William Jackson Harper and Myra Lucretia Taylor in A Cool Dip in the Barren Saharan Crick.
If you were to rank the oldest, most powerful motifs in storytelling, God and water would be right up there with love and death. These are evocative forces, good for drama, but difficult to control.
These forces ran wild in Kia Corthron’s new play, A Cool Dip In The Barren Saharan Crick, showing at the Playwrights Horizons’ Peter Jay Sharp Theater in New York until April 11. The story is thick, and seems difficult to act–performers have to make paragraphs worth of water conservation statistics seem conversational, and move quickly between emotional extremes.
In the play, an Ethiopian exchange student named Abebe (William Jackson Harper) travels to America to study theology and water ecology. He lives with a host family, HJ (Kianné Muschett) and Pickle (Myra Lucretia Taylor).
Abebe preaches about the scarcity of clean water. He rages against the mega dam that the International Monetary Fund builds on top of his Ethiopian village, as well as the water bottling plant near HJ and Pickle’s house in the rural south. The women have their own water-related problems. All the men in their family drowned during Katrina.
And that’s just the bones of the plot. Playwright Corthron slams her audience with other big themes. Mourning to the point of mental breakdown, evangelicalism, the flawed foster care system, racism and communicating through cultural barriers.
Corthron manages some pretty brilliant scenes in the mayhem. She ends the first act with a sharply-timed seance that’s fresh and terrible. At the beginning of the first act, Abebe performs a beautiful funeral for his friend who drowned himself in the water behind the Ethiopian mega dam. Corthron is very good at writing scenes between the living and the dead.

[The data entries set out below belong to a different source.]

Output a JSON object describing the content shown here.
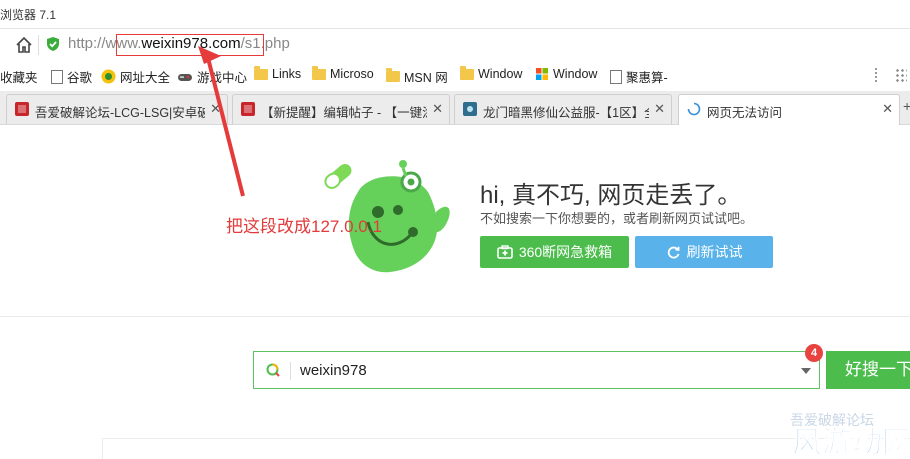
{
  "window": {
    "title": "浏览器 7.1"
  },
  "address_bar": {
    "url_prefix": "http://",
    "url_host_prefix": "www.",
    "url_host": "weixin978.com",
    "url_path": "/s1.php"
  },
  "bookmarks": [
    {
      "label": "收藏夹",
      "icon": "none"
    },
    {
      "label": "谷歌",
      "icon": "doc-icon"
    },
    {
      "label": "网址大全",
      "icon": "globe-icon"
    },
    {
      "label": "游戏中心",
      "icon": "gamepad-icon"
    },
    {
      "label": "Links",
      "icon": "folder-icon"
    },
    {
      "label": "Microso",
      "icon": "folder-icon"
    },
    {
      "label": "MSN 网",
      "icon": "folder-icon"
    },
    {
      "label": "Window",
      "icon": "folder-icon"
    },
    {
      "label": "Window",
      "icon": "windows-icon"
    },
    {
      "label": "聚惠算-",
      "icon": "doc-icon"
    }
  ],
  "tabs": [
    {
      "label": "吾爱破解论坛-LCG-LSG|安卓破",
      "close": "✕"
    },
    {
      "label": "【新提醒】编辑帖子 - 【一键涂",
      "close": "✕"
    },
    {
      "label": "龙门暗黑修仙公益服-【1区】全",
      "close": "✕"
    },
    {
      "label": "网页无法访问",
      "close": "✕"
    }
  ],
  "new_tab": "+",
  "error_page": {
    "headline": "hi, 真不巧, 网页走丢了。",
    "subtitle": "不如搜索一下你想要的，或者刷新网页试试吧。",
    "rescue_button": "360断网急救箱",
    "retry_button": "刷新试试"
  },
  "search": {
    "value": "weixin978",
    "badge": "4",
    "button": "好搜一下"
  },
  "annotation": {
    "text": "把这段改成127.0.0.1",
    "color": "#e23b3b"
  },
  "watermark": {
    "small_text": "吾爱破解论坛",
    "logo_text": "风游动网"
  },
  "colors": {
    "green": "#4cbd4c",
    "blue": "#59b3ea",
    "red": "#e53b3b"
  }
}
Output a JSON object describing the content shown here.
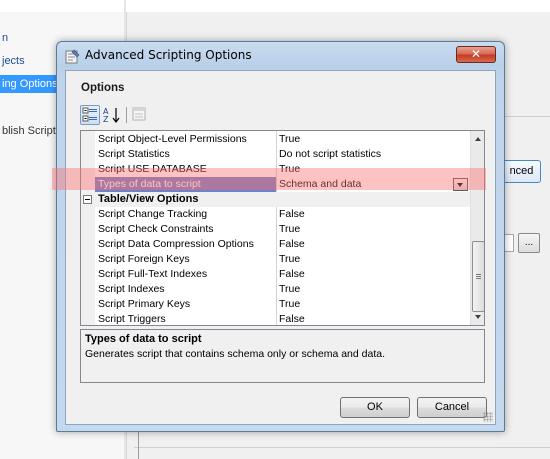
{
  "background": {
    "nav_items": [
      {
        "label": "n"
      },
      {
        "label": "jects"
      },
      {
        "label": "ing Options"
      },
      {
        "label": "blish Scripts"
      }
    ],
    "advanced_button": "nced",
    "ellipsis_button": "..."
  },
  "dialog": {
    "title": "Advanced Scripting Options",
    "close_glyph": "✕",
    "section_label": "Options",
    "toolbar": {
      "categorized_icon": "categorized-icon",
      "alphabetical_icon": "alphabetical-icon",
      "property_pages_icon": "property-pages-icon"
    },
    "grid": {
      "rows": [
        {
          "name": "Script Object-Level Permissions",
          "value": "True"
        },
        {
          "name": "Script Statistics",
          "value": "Do not script statistics"
        },
        {
          "name": "Script USE DATABASE",
          "value": "True"
        },
        {
          "name": "Types of data to script",
          "value": "Schema and data",
          "selected": true
        },
        {
          "name": "Table/View Options",
          "value": "",
          "category": true
        },
        {
          "name": "Script Change Tracking",
          "value": "False"
        },
        {
          "name": "Script Check Constraints",
          "value": "True"
        },
        {
          "name": "Script Data Compression Options",
          "value": "False"
        },
        {
          "name": "Script Foreign Keys",
          "value": "True"
        },
        {
          "name": "Script Full-Text Indexes",
          "value": "False"
        },
        {
          "name": "Script Indexes",
          "value": "True"
        },
        {
          "name": "Script Primary Keys",
          "value": "True"
        },
        {
          "name": "Script Triggers",
          "value": "False"
        }
      ]
    },
    "description": {
      "title": "Types of data to script",
      "text": "Generates script that contains schema only or schema and data."
    },
    "buttons": {
      "ok": "OK",
      "cancel": "Cancel"
    }
  },
  "colors": {
    "selection": "#6f82c5",
    "highlight": "#ff6e6e",
    "nav_selected": "#3399ff"
  }
}
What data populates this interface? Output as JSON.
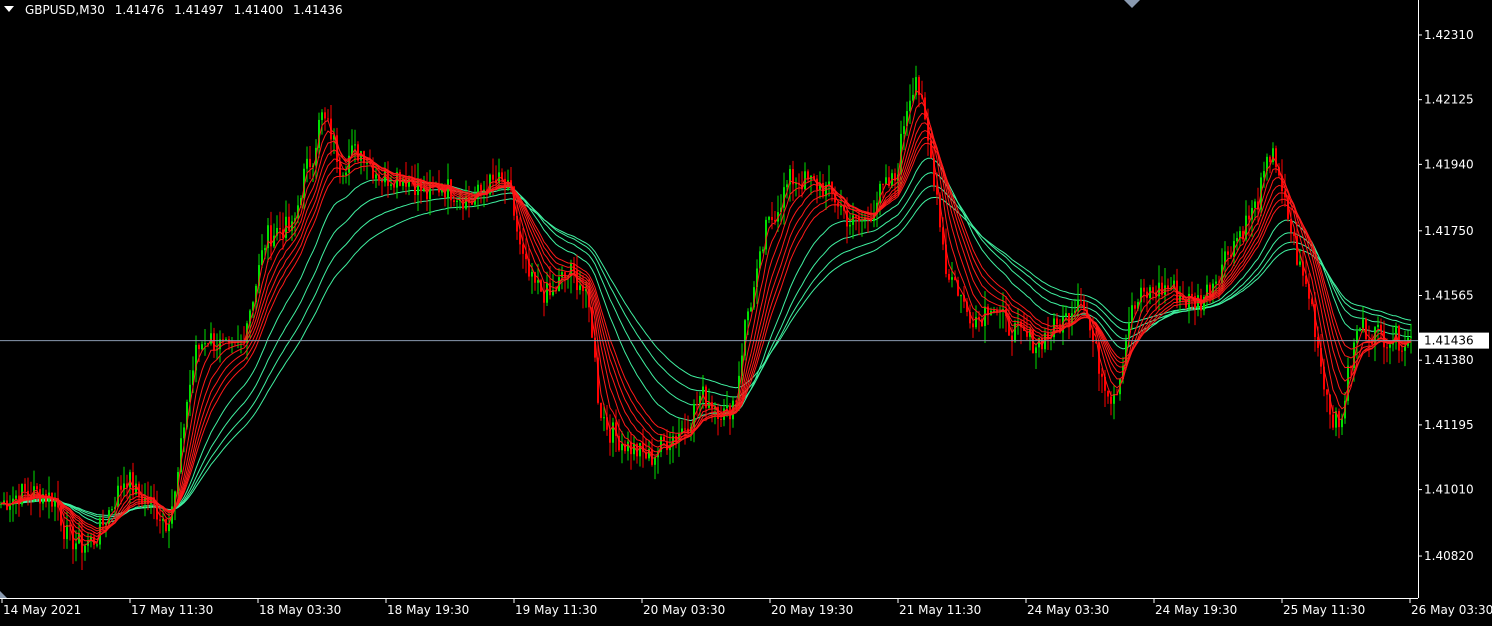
{
  "header": {
    "symbol": "GBPUSD,M30",
    "open": "1.41476",
    "high": "1.41497",
    "low": "1.41400",
    "close": "1.41436"
  },
  "colors": {
    "background": "#000000",
    "axis": "#ffffff",
    "bull_candle": "#00e000",
    "bear_candle": "#ff0000",
    "fast_ma": "#ff1a1a",
    "slow_ma": "#40f0a0",
    "current_price_line": "#8a9ab0"
  },
  "chart_data": {
    "type": "candlestick",
    "y_range": [
      1.407,
      1.4241
    ],
    "y_ticks": [
      "1.42310",
      "1.42125",
      "1.41940",
      "1.41750",
      "1.41565",
      "1.41380",
      "1.41195",
      "1.41010",
      "1.40820"
    ],
    "x_ticks": [
      "14 May 2021",
      "17 May 11:30",
      "18 May 03:30",
      "18 May 19:30",
      "19 May 11:30",
      "20 May 03:30",
      "20 May 19:30",
      "21 May 11:30",
      "24 May 03:30",
      "24 May 19:30",
      "25 May 11:30",
      "26 May 03:30"
    ],
    "current_price": "1.41436",
    "price_path": [
      [
        0,
        1.4097
      ],
      [
        20,
        1.41
      ],
      [
        40,
        1.41
      ],
      [
        55,
        1.4098
      ],
      [
        65,
        1.4088
      ],
      [
        80,
        1.4085
      ],
      [
        95,
        1.4087
      ],
      [
        110,
        1.4096
      ],
      [
        125,
        1.4105
      ],
      [
        135,
        1.41
      ],
      [
        150,
        1.4097
      ],
      [
        165,
        1.4092
      ],
      [
        175,
        1.41
      ],
      [
        185,
        1.4125
      ],
      [
        195,
        1.414
      ],
      [
        205,
        1.4145
      ],
      [
        215,
        1.4143
      ],
      [
        228,
        1.414
      ],
      [
        240,
        1.4143
      ],
      [
        255,
        1.416
      ],
      [
        265,
        1.4173
      ],
      [
        280,
        1.4176
      ],
      [
        292,
        1.4175
      ],
      [
        302,
        1.419
      ],
      [
        312,
        1.4197
      ],
      [
        320,
        1.4208
      ],
      [
        330,
        1.4203
      ],
      [
        340,
        1.4193
      ],
      [
        350,
        1.4197
      ],
      [
        362,
        1.4198
      ],
      [
        372,
        1.4193
      ],
      [
        382,
        1.419
      ],
      [
        395,
        1.4191
      ],
      [
        410,
        1.419
      ],
      [
        425,
        1.4185
      ],
      [
        440,
        1.4188
      ],
      [
        455,
        1.4186
      ],
      [
        470,
        1.4183
      ],
      [
        485,
        1.4188
      ],
      [
        500,
        1.4189
      ],
      [
        510,
        1.4185
      ],
      [
        520,
        1.4168
      ],
      [
        530,
        1.416
      ],
      [
        540,
        1.4158
      ],
      [
        550,
        1.4156
      ],
      [
        560,
        1.4161
      ],
      [
        570,
        1.4163
      ],
      [
        580,
        1.416
      ],
      [
        590,
        1.415
      ],
      [
        598,
        1.4125
      ],
      [
        608,
        1.4118
      ],
      [
        620,
        1.4115
      ],
      [
        635,
        1.4112
      ],
      [
        650,
        1.411
      ],
      [
        665,
        1.4115
      ],
      [
        680,
        1.4118
      ],
      [
        690,
        1.4122
      ],
      [
        700,
        1.4128
      ],
      [
        712,
        1.4126
      ],
      [
        725,
        1.4122
      ],
      [
        735,
        1.4128
      ],
      [
        745,
        1.415
      ],
      [
        755,
        1.416
      ],
      [
        765,
        1.4175
      ],
      [
        778,
        1.4183
      ],
      [
        790,
        1.419
      ],
      [
        805,
        1.4189
      ],
      [
        820,
        1.4188
      ],
      [
        835,
        1.4184
      ],
      [
        850,
        1.4177
      ],
      [
        865,
        1.4178
      ],
      [
        880,
        1.4186
      ],
      [
        895,
        1.419
      ],
      [
        905,
        1.421
      ],
      [
        915,
        1.422
      ],
      [
        925,
        1.4203
      ],
      [
        935,
        1.4188
      ],
      [
        945,
        1.4164
      ],
      [
        955,
        1.416
      ],
      [
        965,
        1.4152
      ],
      [
        978,
        1.415
      ],
      [
        990,
        1.4155
      ],
      [
        1005,
        1.4148
      ],
      [
        1020,
        1.4145
      ],
      [
        1035,
        1.4143
      ],
      [
        1050,
        1.4146
      ],
      [
        1065,
        1.415
      ],
      [
        1080,
        1.4158
      ],
      [
        1090,
        1.4145
      ],
      [
        1100,
        1.4135
      ],
      [
        1110,
        1.4128
      ],
      [
        1118,
        1.4132
      ],
      [
        1128,
        1.415
      ],
      [
        1140,
        1.4156
      ],
      [
        1155,
        1.4158
      ],
      [
        1170,
        1.4159
      ],
      [
        1185,
        1.4155
      ],
      [
        1200,
        1.4155
      ],
      [
        1215,
        1.4162
      ],
      [
        1228,
        1.417
      ],
      [
        1240,
        1.4175
      ],
      [
        1255,
        1.4182
      ],
      [
        1265,
        1.4192
      ],
      [
        1272,
        1.42
      ],
      [
        1278,
        1.4188
      ],
      [
        1288,
        1.4178
      ],
      [
        1298,
        1.4165
      ],
      [
        1310,
        1.4155
      ],
      [
        1318,
        1.414
      ],
      [
        1328,
        1.4125
      ],
      [
        1338,
        1.4118
      ],
      [
        1348,
        1.4135
      ],
      [
        1358,
        1.4148
      ],
      [
        1370,
        1.4146
      ],
      [
        1385,
        1.4145
      ],
      [
        1400,
        1.4144
      ],
      [
        1410,
        1.4144
      ]
    ],
    "moving_averages": {
      "fast_periods": [
        3,
        6,
        9,
        12,
        15,
        18,
        21
      ],
      "slow_periods": [
        30,
        40,
        50,
        60
      ]
    }
  }
}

Unfortunately, that kind of clarity is rare. Corthron is clearly talented, but many of the gems in her script slip get lost in the crowded delivery. Maybe that’s her plan–to flood the audience with ideas and see what sticks. If there are any clear take-home points, they are that people have issues and that the water crisis is extremely complicated. But we knew that already, and you get the feeling that Corthron has more to offer.